Brown is one of the most forgiving walls you can have, mate — it's essentially a deep neutral, so it plays nicely with a huge range of colours. The trick is choosing companions that bring out the undertone you want.
To lift and soften it, go for a warm off-white or barely-there cream on your trim, ceiling and woodwork. Paint & Paper Library Sand I is cracking for this — at LRV 95.4 it's about as light as paint gets, so it bounces light around and stops the brown closing the room in. Use it on skirting, architrave and ceiling to frame the brown rather than fight it.
To ground brown and make it feel considered, reach for a muted, earthy green. Mylands Artichoke BH.13 (LRV 27.6) sits in lovely harmony with brown because they're tonal cousins — both natural, both slightly dusty. Think upholstery, a feature joinery run, or the lower half of a panelled wall. This is the sophisticated, lived-in look you see in good country houses.

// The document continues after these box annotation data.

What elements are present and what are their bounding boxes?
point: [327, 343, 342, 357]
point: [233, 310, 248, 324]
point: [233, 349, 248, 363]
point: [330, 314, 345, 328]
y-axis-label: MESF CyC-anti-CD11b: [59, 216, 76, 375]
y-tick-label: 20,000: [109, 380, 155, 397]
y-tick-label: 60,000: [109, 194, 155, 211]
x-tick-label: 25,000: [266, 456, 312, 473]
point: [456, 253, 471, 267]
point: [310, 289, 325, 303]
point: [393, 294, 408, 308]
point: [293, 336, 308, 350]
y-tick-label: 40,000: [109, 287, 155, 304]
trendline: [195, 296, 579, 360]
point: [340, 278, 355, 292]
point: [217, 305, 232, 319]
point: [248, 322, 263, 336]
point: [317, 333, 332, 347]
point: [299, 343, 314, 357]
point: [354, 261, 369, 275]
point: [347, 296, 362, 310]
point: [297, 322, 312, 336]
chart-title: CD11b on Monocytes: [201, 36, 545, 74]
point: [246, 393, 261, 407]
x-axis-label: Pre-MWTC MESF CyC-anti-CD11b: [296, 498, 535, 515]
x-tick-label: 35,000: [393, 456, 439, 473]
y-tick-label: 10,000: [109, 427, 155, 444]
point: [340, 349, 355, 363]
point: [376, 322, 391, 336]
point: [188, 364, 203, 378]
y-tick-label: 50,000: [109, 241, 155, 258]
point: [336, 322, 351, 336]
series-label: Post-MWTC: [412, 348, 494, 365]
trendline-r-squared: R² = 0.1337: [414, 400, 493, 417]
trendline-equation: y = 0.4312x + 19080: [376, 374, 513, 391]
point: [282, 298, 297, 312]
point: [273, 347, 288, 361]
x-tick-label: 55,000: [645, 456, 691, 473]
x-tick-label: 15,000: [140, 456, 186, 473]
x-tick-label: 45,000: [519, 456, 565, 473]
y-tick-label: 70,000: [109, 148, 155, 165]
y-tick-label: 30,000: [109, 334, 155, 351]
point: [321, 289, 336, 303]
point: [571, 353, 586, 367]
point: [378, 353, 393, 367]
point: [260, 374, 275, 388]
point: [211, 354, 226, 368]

To bring drama, a deep blue is the classic high-contrast move. Dulux Sapphire Springs 1 (LRV 6.4) is properly dark and rich — pair it with brown for a moody, layered scheme. Velvet cushions, a painted alcove, or window dressings work brilliantly here. Brown and deep blue is a genuinely smart, masculine combination that never feels gimmicky.
The "but what about" question: don't overload on grey. Cool greys clash with brown's warmth and make the whole thing look muddy and dated. If you want a neutral, keep it warm.
Practical tip — work out whether your brown leans red, yellow or green by holding a plain white card against it in daylight. A red-leaning brown sings with greens; a yellow-leaning brown takes blue beautifully. Always test big sample patches on more than one wall before you commit.